Para que os IRBs funcionem além da academia, os líderes das organizações devem garantir que incluam especialistas independentes com diversas expertise para impor os mais altos padrões éticos.

Mas isso não é suficiente. O experimento notório do Facebook em 2012, no qual mediu como os usuários reagiram a mudanças em postagens positivas ou negativas em seu feed, foi aprovado pelo IRB da Universidade de Cornell. A plataforma de mídia social alegou que o acordo dos usuários com os termos de serviço constituía consentimento informado.

Também precisamos de responsabilidade coletiva para garantir que as organizações implementem experimentos eticamente robustos. Os usuários, eles mesmos, muitas vezes são as pessoas mais próximas e informadas para fornecer contribuições. Um grupo diversificado deve ter voz no design de qualquer experimento.

Se as organizações não estiverem dispostas a responder às demandas dos usuários, então aqueles expostos aos experimentos poderiam criar suas próprias plataformas para se manterem informados. Trabalhadores na plataforma de terceirização Amazon Mechanical Turk, conhecida como MTurk, por exemplo, formaram o Turkopticon para criar um sistema de classificação coletiva de empregadores quando o MTurk se recusou a fornecer a eles classificações.

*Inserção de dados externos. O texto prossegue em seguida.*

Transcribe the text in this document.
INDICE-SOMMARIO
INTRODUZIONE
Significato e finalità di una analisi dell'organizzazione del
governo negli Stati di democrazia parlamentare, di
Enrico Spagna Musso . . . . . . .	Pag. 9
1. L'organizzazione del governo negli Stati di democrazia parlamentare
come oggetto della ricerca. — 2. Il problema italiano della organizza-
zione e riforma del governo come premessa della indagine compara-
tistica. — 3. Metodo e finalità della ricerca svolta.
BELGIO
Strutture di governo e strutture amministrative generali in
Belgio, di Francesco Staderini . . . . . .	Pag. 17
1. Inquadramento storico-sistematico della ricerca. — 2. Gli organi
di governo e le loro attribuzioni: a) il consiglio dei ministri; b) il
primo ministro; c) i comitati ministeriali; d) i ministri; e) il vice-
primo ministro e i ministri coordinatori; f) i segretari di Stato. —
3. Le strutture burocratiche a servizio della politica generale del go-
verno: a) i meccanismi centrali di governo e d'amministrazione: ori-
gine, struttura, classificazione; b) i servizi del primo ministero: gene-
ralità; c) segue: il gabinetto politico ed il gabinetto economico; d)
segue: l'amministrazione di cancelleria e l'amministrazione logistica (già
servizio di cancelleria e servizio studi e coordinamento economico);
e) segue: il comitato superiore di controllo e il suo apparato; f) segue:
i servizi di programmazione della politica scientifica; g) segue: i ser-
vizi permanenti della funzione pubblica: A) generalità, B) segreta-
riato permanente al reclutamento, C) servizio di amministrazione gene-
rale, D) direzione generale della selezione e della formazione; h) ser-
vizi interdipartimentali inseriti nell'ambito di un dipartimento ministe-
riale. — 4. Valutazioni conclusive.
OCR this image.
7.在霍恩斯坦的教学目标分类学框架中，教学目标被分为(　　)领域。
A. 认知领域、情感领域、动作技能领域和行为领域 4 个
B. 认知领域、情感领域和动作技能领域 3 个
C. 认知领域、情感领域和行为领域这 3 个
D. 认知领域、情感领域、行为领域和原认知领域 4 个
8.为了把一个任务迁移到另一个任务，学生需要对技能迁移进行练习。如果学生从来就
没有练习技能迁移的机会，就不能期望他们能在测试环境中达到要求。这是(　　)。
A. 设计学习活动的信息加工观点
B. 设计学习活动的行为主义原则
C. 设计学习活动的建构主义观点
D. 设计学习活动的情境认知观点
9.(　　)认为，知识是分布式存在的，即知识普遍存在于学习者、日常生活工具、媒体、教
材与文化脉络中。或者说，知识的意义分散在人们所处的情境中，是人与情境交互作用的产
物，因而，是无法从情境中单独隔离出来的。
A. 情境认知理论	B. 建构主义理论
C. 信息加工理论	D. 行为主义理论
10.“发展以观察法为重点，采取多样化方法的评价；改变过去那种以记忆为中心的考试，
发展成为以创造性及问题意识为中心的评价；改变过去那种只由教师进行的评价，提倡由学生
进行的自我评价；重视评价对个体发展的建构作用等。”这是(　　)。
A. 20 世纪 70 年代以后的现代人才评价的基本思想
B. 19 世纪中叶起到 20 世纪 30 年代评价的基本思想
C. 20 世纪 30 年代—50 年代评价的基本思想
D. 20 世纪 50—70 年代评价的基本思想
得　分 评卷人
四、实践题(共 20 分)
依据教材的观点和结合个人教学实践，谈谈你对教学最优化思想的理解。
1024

Não deveria ser necessário outro experimento de Zimbardo para incentivar organizações e governos a instituir salvaguardas para experimentação ética. Nem deveriam simplesmente esperar que os reguladores ajam. Maslach não hesitou, e nós também não deveríamos.

Tim Weiss, professor assistente de inovação e empreendedorismo no Imperial College London, e Arvind Karunakaran, professor assistente de ciência e engenharia de gestão na Universidade de Stanford, contribuíram para este artigo.